In closing what I want to add is that with this union that we have formed it's not only about getting casuals to be permanent. It's beyond that. There's many issues that we also want to tackle. There's a critical issue of people's pension funds in the Post Office. It's alleged that the pension fund monies are being misused and all those things. With the formation of it, the focus was on getting people to be permanent but slowly but surely it's evolving in that we need to deal with other issues so we're also addressing other issues because now that people are being made permanent we then have to talk. Because after people become permanent then what? Does it mean that the organisations then dies or what? We're covering many other issues that are there and slowly but surely we'll be getting there. Most of the old permanents that are there are looking up to us that we should be doing this but there's a bit of skepticism in terms of coming and joining us because they've been disgruntled by the union that is there.

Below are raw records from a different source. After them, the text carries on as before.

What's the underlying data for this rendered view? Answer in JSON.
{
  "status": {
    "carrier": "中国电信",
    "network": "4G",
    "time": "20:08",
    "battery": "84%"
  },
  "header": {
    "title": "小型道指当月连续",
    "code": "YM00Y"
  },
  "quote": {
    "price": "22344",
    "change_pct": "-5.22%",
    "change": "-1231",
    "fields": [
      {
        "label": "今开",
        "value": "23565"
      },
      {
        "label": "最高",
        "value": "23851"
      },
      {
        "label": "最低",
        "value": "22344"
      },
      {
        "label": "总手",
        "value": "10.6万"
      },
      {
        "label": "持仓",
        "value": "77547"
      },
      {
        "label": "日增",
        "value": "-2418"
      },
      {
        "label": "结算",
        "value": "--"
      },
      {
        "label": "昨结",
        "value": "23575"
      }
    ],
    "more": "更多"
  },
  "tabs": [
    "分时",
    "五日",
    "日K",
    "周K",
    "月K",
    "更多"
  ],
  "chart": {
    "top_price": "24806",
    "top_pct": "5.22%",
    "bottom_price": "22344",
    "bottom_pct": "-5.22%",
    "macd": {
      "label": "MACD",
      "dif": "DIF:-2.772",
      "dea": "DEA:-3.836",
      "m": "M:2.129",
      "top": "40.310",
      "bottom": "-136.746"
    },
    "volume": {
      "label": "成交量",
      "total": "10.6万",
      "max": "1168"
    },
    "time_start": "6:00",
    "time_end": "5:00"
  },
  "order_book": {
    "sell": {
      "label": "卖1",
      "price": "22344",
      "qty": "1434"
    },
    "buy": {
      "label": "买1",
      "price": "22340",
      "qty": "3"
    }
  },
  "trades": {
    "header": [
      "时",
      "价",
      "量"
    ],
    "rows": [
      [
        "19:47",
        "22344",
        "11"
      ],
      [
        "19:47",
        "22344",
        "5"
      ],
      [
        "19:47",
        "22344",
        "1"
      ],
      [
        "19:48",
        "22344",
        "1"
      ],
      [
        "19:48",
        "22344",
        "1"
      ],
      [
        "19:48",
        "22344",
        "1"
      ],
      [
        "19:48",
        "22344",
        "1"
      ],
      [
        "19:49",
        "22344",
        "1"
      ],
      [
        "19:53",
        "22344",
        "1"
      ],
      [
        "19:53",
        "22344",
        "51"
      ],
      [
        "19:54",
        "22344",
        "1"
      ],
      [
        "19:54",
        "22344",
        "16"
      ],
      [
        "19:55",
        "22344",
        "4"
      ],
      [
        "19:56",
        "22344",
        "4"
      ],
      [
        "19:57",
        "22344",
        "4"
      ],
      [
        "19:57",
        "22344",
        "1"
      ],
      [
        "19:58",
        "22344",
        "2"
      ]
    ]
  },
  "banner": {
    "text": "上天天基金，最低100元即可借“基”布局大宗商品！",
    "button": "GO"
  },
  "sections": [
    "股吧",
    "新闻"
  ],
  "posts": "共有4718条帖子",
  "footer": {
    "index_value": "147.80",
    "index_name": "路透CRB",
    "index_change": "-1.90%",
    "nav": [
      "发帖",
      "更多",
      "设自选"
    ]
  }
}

They are quite skeptical in terms of saying, "Ok, when we go there won't they be doing the very same thing?". So one thing that we want to do [is that] we are coming with a different way, or a different approach, of how unions must operate in the Post Office. Because if we go with the same kind of style as the unions which are there have been operating with we're as good as them. Because we formed because we were disgruntled by them we are going to come with different type of things. In terms of negotiations we are going to come up with different types of how to negotiate. Not that old type of style where that one seeks 10%, that person [another amount].. we're looking at many other ways of doing that because things have now changed. It's no longer the same as before. You can't be doing things that you've been doing ten years ago as if it's ten years back. Things are ten years forward so we also need to evolve.